Spike Lee's latest is an eccentric curate's egg that shows this increasingly erratic director can still ace almost as often as he fails
A noisy, gaudy scrapbook ... a still from Spike Lee's Red Hook Summer Photograph: Sundance film festival
A two star review usually denotes a film that fails rather than appals, perhaps in performance, writing or direction, but rarely all three. But the five-star rating system just doesn't seem to apply to the latest joint from America's highest-profile African American director. It is so wilfully off the scale that it is hard to know quite how to quantify it. For start it is so very long – a whopping 130 minutes, much of that taken up with scenes that beg for the slice of some sensible scissors. For another thing, it is loud. Actors shriek to be heard above the incessant piano score, and when Bruce Hornsby isn't tinkling the ivories, any brief moment of respite is sure to be filled with a tsunami of gospel, or Judith Hill's Michael Jackson-like wall of soul.
Red Hook Summer
Production year: 2012
Directors: Spike Lee
Cast: Clarke Peters, Spike Lee
And yet despite its knowing unruliness – self-indulgence isn't exactly a subtext here – there is a tipping point some 100 minutes in. It would be unfair to ruin the surprise, except it seems very fair to reveal that there is a surprise, since nothing in this gaudy, noisy scrapbook of a movie suggests that anything of any magnitude is coming. And yet it does. And when it does, it's a stark reminder of how good Spike Lee can be when he's on form, in films like Inside Man, The 25th Hour, Clockers, Malcolm X and, his defining work Do The Right Thing. The latter is a key reference here, with Lee on hand as that film's pizza boy, Mookie, still at Sal's after 20 years. Yet the mood is closer to one of Lee's always badly received comedies, like Crooklyn, School Daze and – shudder – She Hate Me.

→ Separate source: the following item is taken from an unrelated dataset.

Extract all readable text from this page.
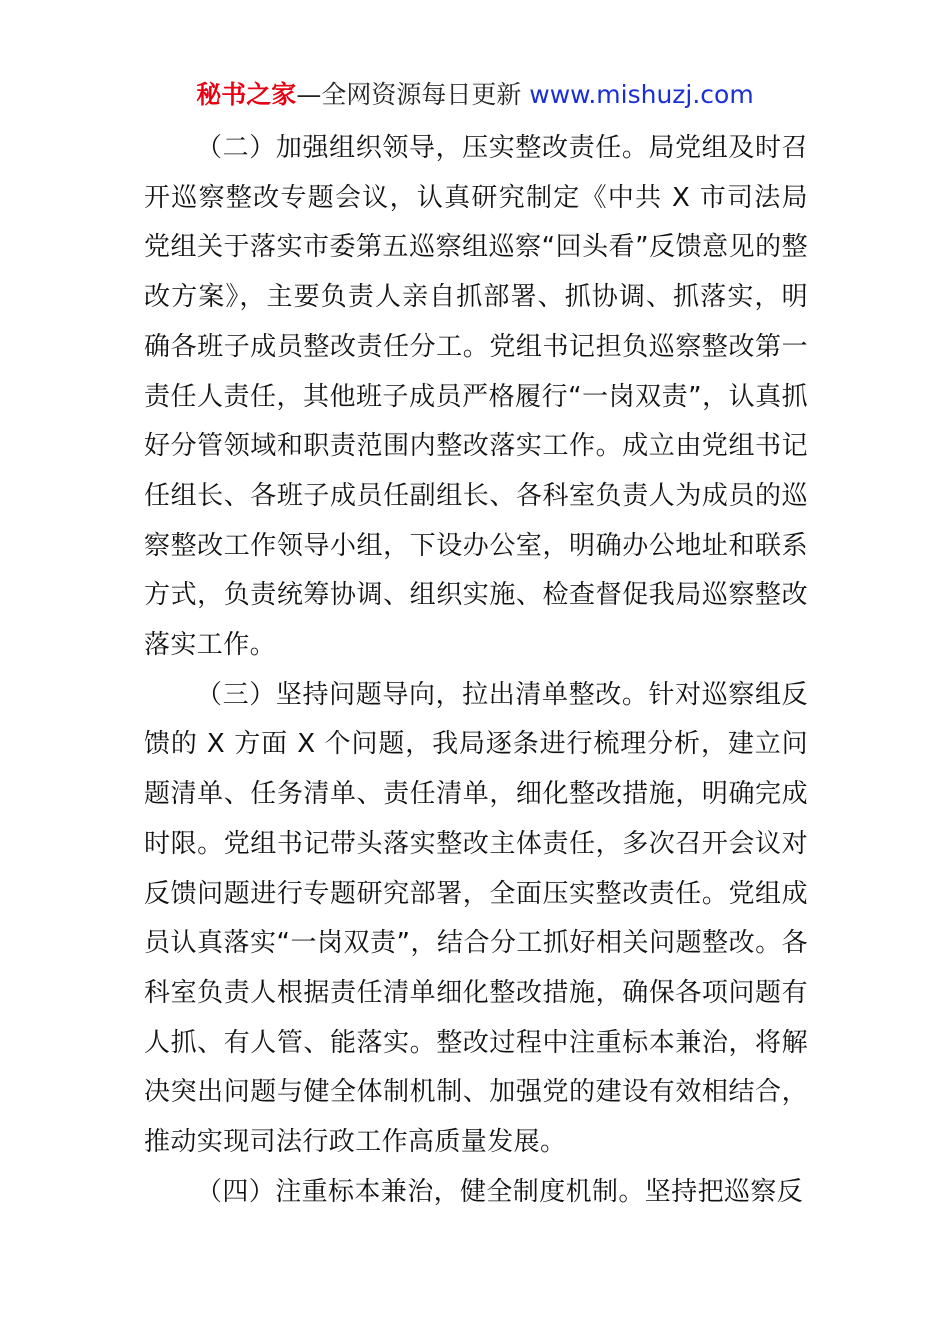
秘书之家—全网资源每日更新 www.mishuzj.com

（二）加强组织领导，压实整改责任。局党组及时召开巡察整改专题会议，认真研究制定《中共 X 市司法局党组关于落实市委第五巡察组巡察“回头看”反馈意见的整改方案》，主要负责人亲自抓部署、抓协调、抓落实，明确各班子成员整改责任分工。党组书记担负巡察整改第一责任人责任，其他班子成员严格履行“一岗双责”，认真抓好分管领域和职责范围内整改落实工作。成立由党组书记任组长、各班子成员任副组长、各科室负责人为成员的巡察整改工作领导小组，下设办公室，明确办公地址和联系方式，负责统筹协调、组织实施、检查督促我局巡察整改落实工作。

（三）坚持问题导向，拉出清单整改。针对巡察组反馈的 X 方面 X 个问题，我局逐条进行梳理分析，建立问题清单、任务清单、责任清单，细化整改措施，明确完成时限。党组书记带头落实整改主体责任，多次召开会议对反馈问题进行专题研究部署，全面压实整改责任。党组成员认真落实“一岗双责”，结合分工抓好相关问题整改。各科室负责人根据责任清单细化整改措施，确保各项问题有人抓、有人管、能落实。整改过程中注重标本兼治，将解决突出问题与健全体制机制、加强党的建设有效相结合，推动实现司法行政工作高质量发展。

（四）注重标本兼治，健全制度机制。坚持把巡察反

It begins with a young middle-class Atlanta boy, Flick (Brown), being dropped off at his grandfather's house by his mother to spend the summer in Brooklyn. Flick is a spoilt suburban boy who talks "white" to the other kids in the projects, notably Chazz (Tony Lysaith), who is baffled by his mohawk and iPad 2. Flick's grandfather Enoch (Clarke Peters) is a preacher from the James Brown school of subtlety, and much of the film is devoted to his impressive but somewhat irritating sermons, which intrude on the film like the return of repressed DVD extras. For the next hour and a half we see Enoch trying to educate the boy, keep him away from the gangs – led by the brutally excellent Nate Parker as Box – and the mood is one of exuberant if grating whimsy.
The bombshell, when it finally comes, seems to be cut in from another movie, but its arrival saves the film from the dreaded one-star review. In a single jaw-dropping 10 or 15 minute stretch, Peters' performance spins on a dime, and for a short time the old Spike is with is: tender, sharp, smart – but above all dramatic. This nirvana doesn't last long but it proves that Lee can do it if he tries. For the most part, though, this bloated, flapping, directionless weather balloon of a film is simply trying.
• This article was amended on 24 January when a misspelling of Inside Man was corrected.